The Turkish protests that have drawn thousands of people into violent conflicts with police started when bulldozers arrived at tiny Taksim Gezi Park in Istanbul.

As freelance journalist Jennifer Hattam wrote on MNN sister site Treehugger, Gezi Park doesn't look like something that would inspire hundreds of thousands of people into action. It's just "a few square blocks of trees, paths, benches and fountains" that were "in need of some loving care."

But the neglect of the park — and the plan to bulldoze it to replace it with a shopping mall — symbolize what Hattam characterizes as "the utter lack of public input into how Turkey's cities are taking shape." She writes that ongoing construction in Istanbul has resulted in a great loss of the city's environmental character, with "historical neighborhoods razed, parkland infringed upon by developers, waterfront privatized, and beloved local institutions trampled."

Hattam blames Turkish Prime Minister Recep Tayyip Erdoğan, who has pushed forward projects almost no public notice and no input process from the public. Even so, there wasn't a huge amount of protest about the planned Gezi Park at first. Only 50 or protestors showed up to try to block the bulldozers. But when police tear-gassed protestors and with doused them with water cannons last week, it lit a match to the powder keg of national resentment that had been building throughout the country.

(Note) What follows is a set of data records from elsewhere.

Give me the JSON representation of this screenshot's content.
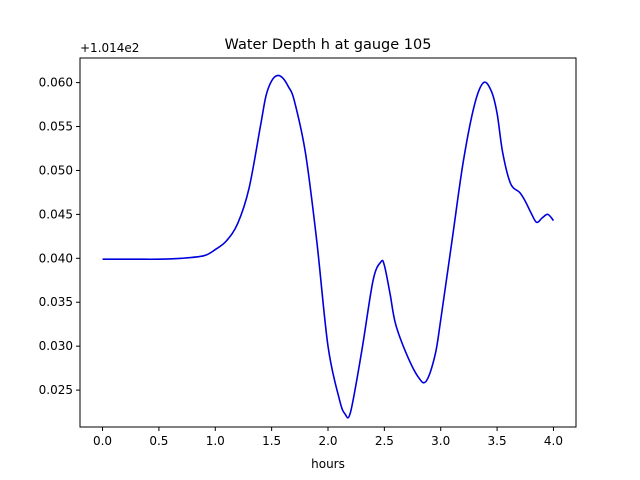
{
  "chart_data": {
    "type": "line",
    "title": "Water Depth h at gauge 105",
    "xlabel": "hours",
    "ylabel": "",
    "y_offset_label": "+1.014e2",
    "xlim": [
      -0.2,
      4.2
    ],
    "ylim": [
      0.0208,
      0.0628
    ],
    "x_ticks": [
      0.0,
      0.5,
      1.0,
      1.5,
      2.0,
      2.5,
      3.0,
      3.5,
      4.0
    ],
    "x_tick_labels": [
      "0.0",
      "0.5",
      "1.0",
      "1.5",
      "2.0",
      "2.5",
      "3.0",
      "3.5",
      "4.0"
    ],
    "y_ticks": [
      0.025,
      0.03,
      0.035,
      0.04,
      0.045,
      0.05,
      0.055,
      0.06
    ],
    "y_tick_labels": [
      "0.025",
      "0.030",
      "0.035",
      "0.040",
      "0.045",
      "0.050",
      "0.055",
      "0.060"
    ],
    "grid": false,
    "legend": "none",
    "series": [
      {
        "color": "#0000dd",
        "x": [
          0.0,
          0.1,
          0.3,
          0.5,
          0.7,
          0.9,
          1.0,
          1.1,
          1.2,
          1.3,
          1.4,
          1.45,
          1.5,
          1.55,
          1.6,
          1.65,
          1.7,
          1.8,
          1.9,
          2.0,
          2.1,
          2.15,
          2.2,
          2.3,
          2.4,
          2.47,
          2.5,
          2.55,
          2.6,
          2.7,
          2.8,
          2.87,
          2.95,
          3.0,
          3.1,
          3.2,
          3.3,
          3.38,
          3.45,
          3.5,
          3.55,
          3.62,
          3.7,
          3.75,
          3.8,
          3.85,
          3.9,
          3.95,
          4.0
        ],
        "y": [
          0.0399,
          0.0399,
          0.0399,
          0.0399,
          0.04,
          0.0403,
          0.041,
          0.042,
          0.044,
          0.048,
          0.055,
          0.0585,
          0.0602,
          0.0608,
          0.0605,
          0.0595,
          0.058,
          0.052,
          0.042,
          0.03,
          0.024,
          0.0223,
          0.0225,
          0.0295,
          0.0375,
          0.0396,
          0.0392,
          0.036,
          0.0325,
          0.029,
          0.0265,
          0.026,
          0.029,
          0.033,
          0.042,
          0.051,
          0.0575,
          0.06,
          0.059,
          0.0565,
          0.052,
          0.0485,
          0.0475,
          0.0465,
          0.0452,
          0.0441,
          0.0446,
          0.045,
          0.0443
        ]
      }
    ]
  }
}
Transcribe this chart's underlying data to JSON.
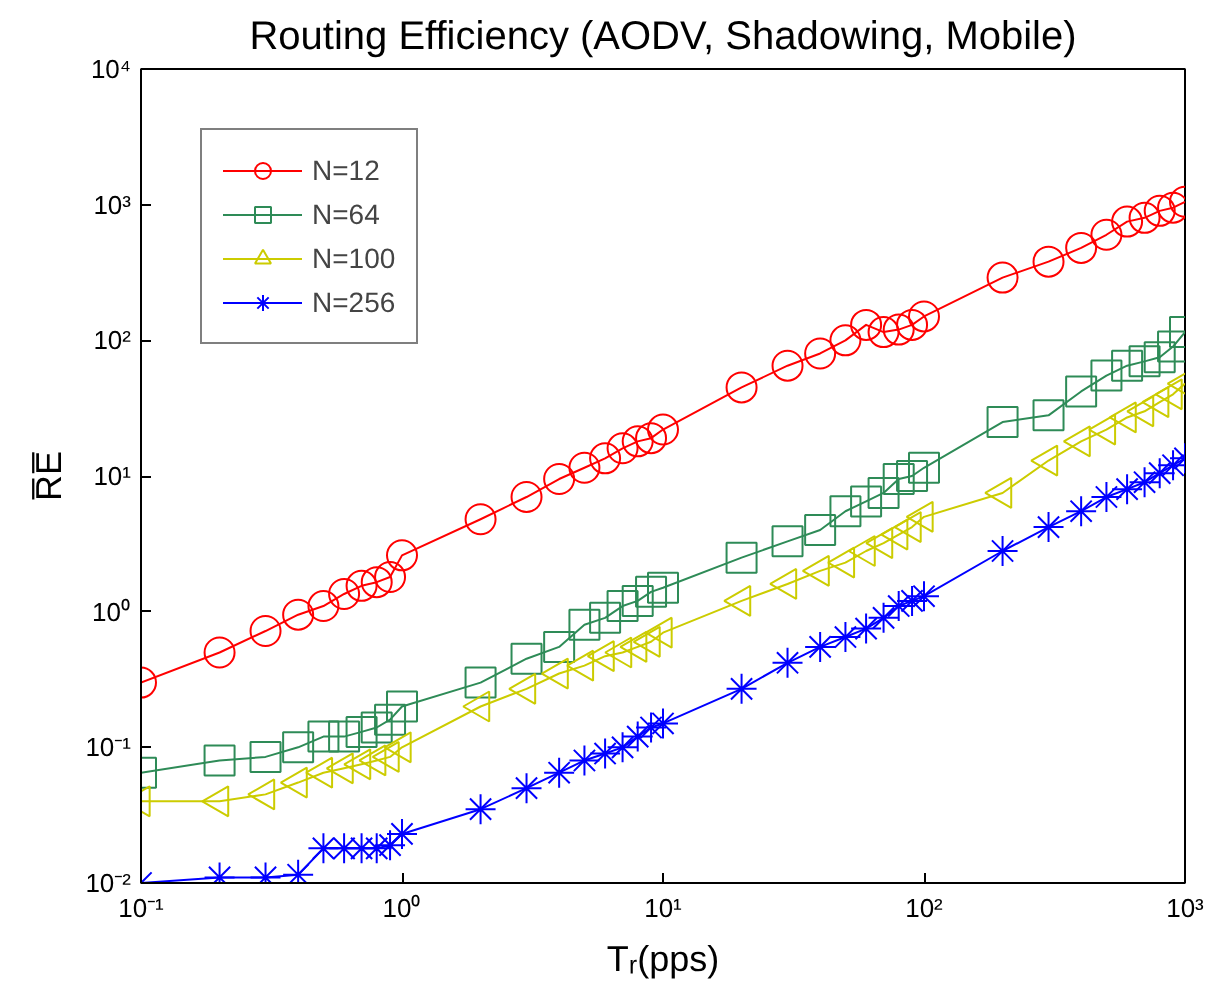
{
  "chart_data": {
    "type": "line",
    "title": "Routing Efficiency (AODV, Shadowing, Mobile)",
    "xlabel": "Tᵣ(pps)",
    "ylabel": "R̅E̅",
    "x": [
      0.1,
      0.2,
      0.3,
      0.4,
      0.5,
      0.6,
      0.7,
      0.8,
      0.9,
      1,
      2,
      3,
      4,
      5,
      6,
      7,
      8,
      9,
      10,
      20,
      30,
      40,
      50,
      60,
      70,
      80,
      90,
      100,
      200,
      300,
      400,
      500,
      600,
      700,
      800,
      900,
      1000
    ],
    "series": [
      {
        "name": "N=12",
        "color": "#ff0000",
        "marker": "circle",
        "values": [
          0.3,
          0.5,
          0.72,
          0.95,
          1.1,
          1.35,
          1.55,
          1.65,
          1.8,
          2.6,
          4.8,
          7,
          9.5,
          11.5,
          13.5,
          16,
          18,
          19,
          22,
          45,
          65,
          80,
          100,
          130,
          115,
          120,
          130,
          150,
          290,
          380,
          480,
          600,
          750,
          800,
          900,
          950,
          1050
        ]
      },
      {
        "name": "N=64",
        "color": "#2e8b57",
        "marker": "square",
        "values": [
          0.065,
          0.08,
          0.085,
          0.1,
          0.12,
          0.12,
          0.13,
          0.14,
          0.16,
          0.2,
          0.3,
          0.45,
          0.55,
          0.8,
          0.9,
          1.1,
          1.2,
          1.4,
          1.5,
          2.5,
          3.3,
          4,
          5.5,
          6.5,
          7.5,
          9.5,
          10,
          11.5,
          25,
          28,
          42,
          55,
          65,
          70,
          75,
          90,
          115
        ]
      },
      {
        "name": "N=100",
        "color": "#cccc00",
        "marker": "triangle",
        "values": [
          0.04,
          0.04,
          0.045,
          0.055,
          0.065,
          0.07,
          0.075,
          0.08,
          0.085,
          0.1,
          0.2,
          0.27,
          0.35,
          0.4,
          0.47,
          0.5,
          0.55,
          0.6,
          0.7,
          1.2,
          1.6,
          2,
          2.3,
          2.8,
          3.2,
          3.7,
          4.2,
          5,
          7.5,
          13,
          18,
          22,
          27,
          30,
          35,
          40,
          48
        ]
      },
      {
        "name": "N=256",
        "color": "#0000ff",
        "marker": "cross",
        "values": [
          0.01,
          0.011,
          0.011,
          0.0115,
          0.018,
          0.018,
          0.018,
          0.018,
          0.019,
          0.023,
          0.035,
          0.05,
          0.065,
          0.08,
          0.09,
          0.1,
          0.12,
          0.14,
          0.15,
          0.27,
          0.42,
          0.55,
          0.65,
          0.75,
          0.9,
          1.1,
          1.2,
          1.3,
          2.8,
          4.2,
          5.5,
          7,
          8,
          9,
          10.5,
          12,
          13.5
        ]
      }
    ],
    "log": "xy",
    "xlim": [
      0.1,
      1000
    ],
    "ylim": [
      0.01,
      10000
    ],
    "xticks": [
      {
        "value": 0.1,
        "label": "10⁻¹"
      },
      {
        "value": 1,
        "label": "10⁰"
      },
      {
        "value": 10,
        "label": "10¹"
      },
      {
        "value": 100,
        "label": "10²"
      },
      {
        "value": 1000,
        "label": "10³"
      }
    ],
    "yticks": [
      {
        "value": 0.01,
        "label": "10⁻²"
      },
      {
        "value": 0.1,
        "label": "10⁻¹"
      },
      {
        "value": 1,
        "label": "10⁰"
      },
      {
        "value": 10,
        "label": "10¹"
      },
      {
        "value": 100,
        "label": "10²"
      },
      {
        "value": 1000,
        "label": "10³"
      },
      {
        "value": 10000,
        "label": "10⁴"
      }
    ],
    "grid": false,
    "legend": "top left",
    "line_style": "solid"
  }
}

Although protests have broken out all over Turkey — and supportive demonstrations have popped up around the world — much of the effort in Istanbul has been focused on reclaiming Gezi Park from police. As one protestor told the German news site Deutsche Welle, "The park is just a symbol for us. If we can manage to secure the park, then we can also win on other political things. We will continue to fight if necessary because we don't think the police are going to stop."

Gezi Park is reportedly one of the few green areas left in Istanbul. Scientific studies have shown that parks and other green urban spaces create happier populations. The Turkish government, in its quest for modernization, appears to have forgotten that.